The devil comes to conservatives and says, “Ban flag desecration! It’ll lead to commies being beaten and imprisoned!” Ban passes, and five years later, pro-lifers are in the dock in Northern California for putting a fetus on a flag, and conservatives are like, “Wha happen?”
Time and again, we give away a right because we think it’ll adversely affect only those we see as adversaries. But it always comes back on you. When you give power to politicians you like in order to punish Americans you don’t, it’s guaranteed that that power will one day be used against you by politicians you don’t like, who see you as the bad guy.
But we never learn, as evidenced by the continued support for “flag protection” laws.
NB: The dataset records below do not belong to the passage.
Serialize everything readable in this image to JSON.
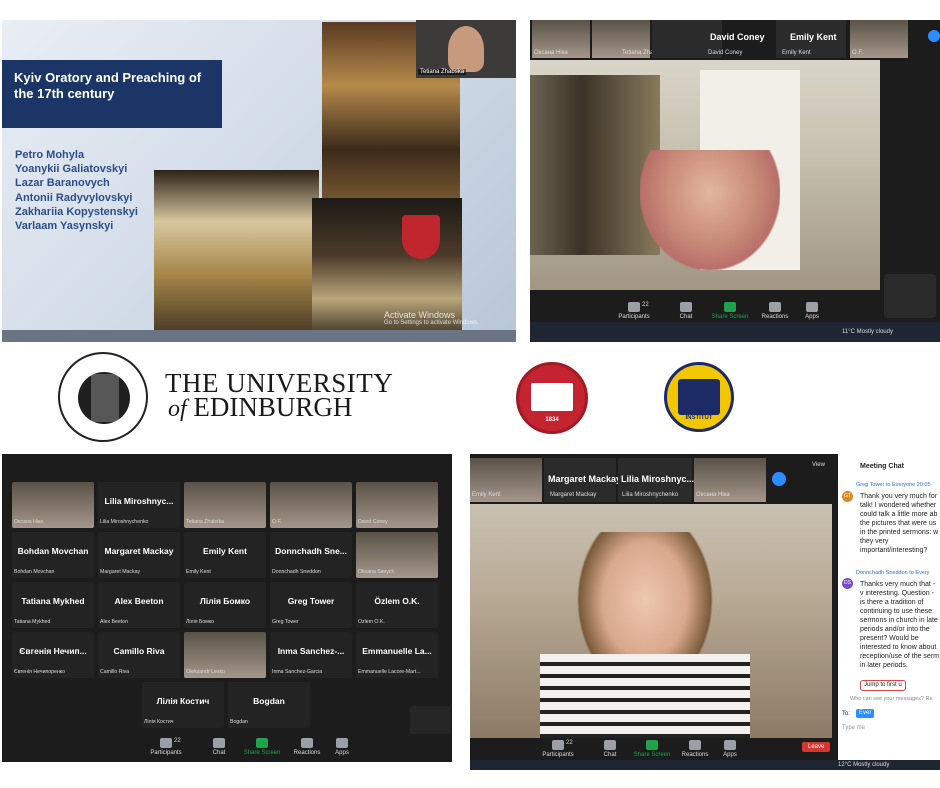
{
  "panel1": {
    "slide_title": "Kyiv Oratory and Preaching of the 17th century",
    "names": [
      "Petro Mohyla",
      "Yoanykii Galiatovskyi",
      "Lazar Baranovych",
      "Antonii Radyvylovskyi",
      "Zakhariia Kopystenskyi",
      "Varlaam Yasynskyi"
    ],
    "cam_label": "Tetiana Zhabska",
    "activate": "Activate Windows",
    "activate_sub": "Go to Settings to activate Windows."
  },
  "panel2": {
    "strip": [
      {
        "label": "Оксана Ніка"
      },
      {
        "label": "Tetiana Zhabska"
      },
      {
        "big": "David Coney",
        "label": "David Coney"
      },
      {
        "big": "Emily Kent",
        "label": "Emily Kent"
      },
      {
        "label": "O.F."
      }
    ],
    "speaker_tag": "kay",
    "toolbar": [
      "Participants",
      "Chat",
      "Share Screen",
      "Reactions",
      "Apps"
    ],
    "participants_count": "22",
    "weather": "11°C  Mostly cloudy"
  },
  "logos": {
    "edinburgh_line1": "THE UNIVERSITY",
    "edinburgh_of": "of",
    "edinburgh_line2": "EDINBURGH",
    "red_year": "1834",
    "yellow_text": "INSTITUT"
  },
  "panel3": {
    "tiles": [
      {
        "name": "",
        "sub": "Оксана Ніка",
        "video": true
      },
      {
        "name": "Lilia Miroshnyc...",
        "sub": "Lilia Miroshnychenko"
      },
      {
        "name": "",
        "sub": "Tetiana Zhabska",
        "video": true
      },
      {
        "name": "",
        "sub": "O.F.",
        "video": true
      },
      {
        "name": "",
        "sub": "David Coney",
        "video": true
      },
      {
        "name": "Bohdan Movchan",
        "sub": "Bohdan Movchan"
      },
      {
        "name": "Margaret Mackay",
        "sub": "Margaret Mackay"
      },
      {
        "name": "Emily Kent",
        "sub": "Emily Kent"
      },
      {
        "name": "Donnchadh Sne...",
        "sub": "Donnchadh Sneddon"
      },
      {
        "name": "",
        "sub": "Oksana Savych",
        "video": true
      },
      {
        "name": "Tatiana Mykhed",
        "sub": "Tatiana Mykhed"
      },
      {
        "name": "Alex Beeton",
        "sub": "Alex Beeton"
      },
      {
        "name": "Лілія Бомко",
        "sub": "Лілія Бомко"
      },
      {
        "name": "Greg Tower",
        "sub": "Greg Tower"
      },
      {
        "name": "Özlem O.K.",
        "sub": "Özlem O.K."
      },
      {
        "name": "Євгенія Нечип...",
        "sub": "Євгенія Нечипоренко"
      },
      {
        "name": "Camillo Riva",
        "sub": "Camillo Riva"
      },
      {
        "name": "",
        "sub": "Oleksandr Lesko",
        "video": true
      },
      {
        "name": "Inma Sanchez-...",
        "sub": "Inma Sanchez-Garcia"
      },
      {
        "name": "Emmanuelle La...",
        "sub": "Emmanuelle Lacore-Mart..."
      },
      {
        "name": "Лілія Костич",
        "sub": "Лілія Костич"
      },
      {
        "name": "Bogdan",
        "sub": "Bogdan"
      }
    ],
    "toolbar": [
      "Participants",
      "Chat",
      "Share Screen",
      "Reactions",
      "Apps"
    ],
    "participants_count": "22"
  },
  "panel4": {
    "strip": [
      {
        "label": "Emily Kent"
      },
      {
        "big": "Margaret Mackay",
        "label": "Margaret Mackay"
      },
      {
        "big": "Lilia Miroshnyc...",
        "label": "Lilia Miroshnychenko"
      },
      {
        "label": "Оксана Ніка"
      }
    ],
    "view_label": "View",
    "toolbar": [
      "Participants",
      "Chat",
      "Share Screen",
      "Reactions",
      "Apps"
    ],
    "participants_count": "22",
    "leave": "Leave",
    "weather": "12°C  Mostly cloudy",
    "chat": {
      "title": "Meeting Chat",
      "msg1_from": "Greg Tower to Everyone 20:05",
      "msg1_initials": "GT",
      "msg1_text": "Thank you very much for talk! I wondered whether could talk a little more ab the pictures that were us in the printed sermons: w they very important/interesting?",
      "msg2_from": "Donnchadh Sneddon to Every",
      "msg2_initials": "DS",
      "msg2_text": "Thanks very much that - v interesting. Question - is there a tradition of continuing to use these sermons in church in late periods and/or into the present? Would be interested to know about reception/use of the serm in later periods.",
      "jump": "Jump to first u",
      "who_can_see": "Who can see your messages? Re",
      "to_label": "To:",
      "to_value": "Ever",
      "type_placeholder": "Type me"
    }
  }
}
And leftists will never learn that if they criminalize “hate speech,” it’ll one day blow back on them. I’m not just theorizing here. Fourteen years ago, I went to the source—Devin House, attorney and author of one of the “group defamation” model statutes drawn up at a conference at Hofstra University thirty years ago, to be used at some point in the future (when conditions allow) to criminalize “hate speech” (I dealt with that conference in greater detail in a previous column). In an interview, I asked Mr. House a question about how his statute, which was intended to protect nonwhites from hate speech, might be exploited by exactly the people whose speech was targeted for criminalization:
To play devil’s advocate, let’s say that “white people” or a group of white people decided to seek the prosecution of Michael Moore for an interview he gave to the ‘Los Angeles Times’ last year, in which he said, “White people invented slavery” (actual quote). This is, indeed, a demonstrably false statement. As far as “modern” black chattel slavery goes, African slaves were first exported by Arabs, before Europeans got in the game. Under your statute, could “white people” claim they were defamed by Moore?
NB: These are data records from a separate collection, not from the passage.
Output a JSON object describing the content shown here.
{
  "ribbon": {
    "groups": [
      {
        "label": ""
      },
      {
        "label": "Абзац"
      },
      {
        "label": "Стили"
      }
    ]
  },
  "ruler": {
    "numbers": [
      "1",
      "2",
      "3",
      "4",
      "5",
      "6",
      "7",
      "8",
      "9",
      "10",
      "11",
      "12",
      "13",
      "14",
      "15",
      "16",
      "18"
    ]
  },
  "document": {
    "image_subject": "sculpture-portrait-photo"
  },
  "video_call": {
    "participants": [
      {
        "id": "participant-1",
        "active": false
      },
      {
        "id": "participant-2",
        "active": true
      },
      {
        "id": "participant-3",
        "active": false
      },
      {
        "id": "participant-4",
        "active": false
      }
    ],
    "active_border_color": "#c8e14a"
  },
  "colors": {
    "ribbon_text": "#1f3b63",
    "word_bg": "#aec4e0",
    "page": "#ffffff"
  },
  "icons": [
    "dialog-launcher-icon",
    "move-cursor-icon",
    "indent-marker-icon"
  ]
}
I think that what you are asking is could white people, or an identified group of white people (such as the Ku Klux Klan or the National Association for the Advancement of White People), sue Michael Moore for the statement “white people invented slavery.” The answer is the same today with or without the model statute: yes, because anybody can sue anybody for anything. The question then becomes could they win. Under the model statute the answer may be yes.
So there you go, leftists. Keep pushing for the criminalization of hate speech, and one day, you might just find the KKK suing you. And you’ll be like, “Oh no, why didn’t anybody, like, warn me about this, man?” And I’ll be like, “Well, the dude who wrote the anti-hate-speech law, like, told you it would happen, man, and you didn’t listen because you were too busy pretending that Milo Yiannopoulos was murdering you with words.”
And you’ll be like, “Bummer, man.”
Yep…bummer, man. A bummer it will be indeed.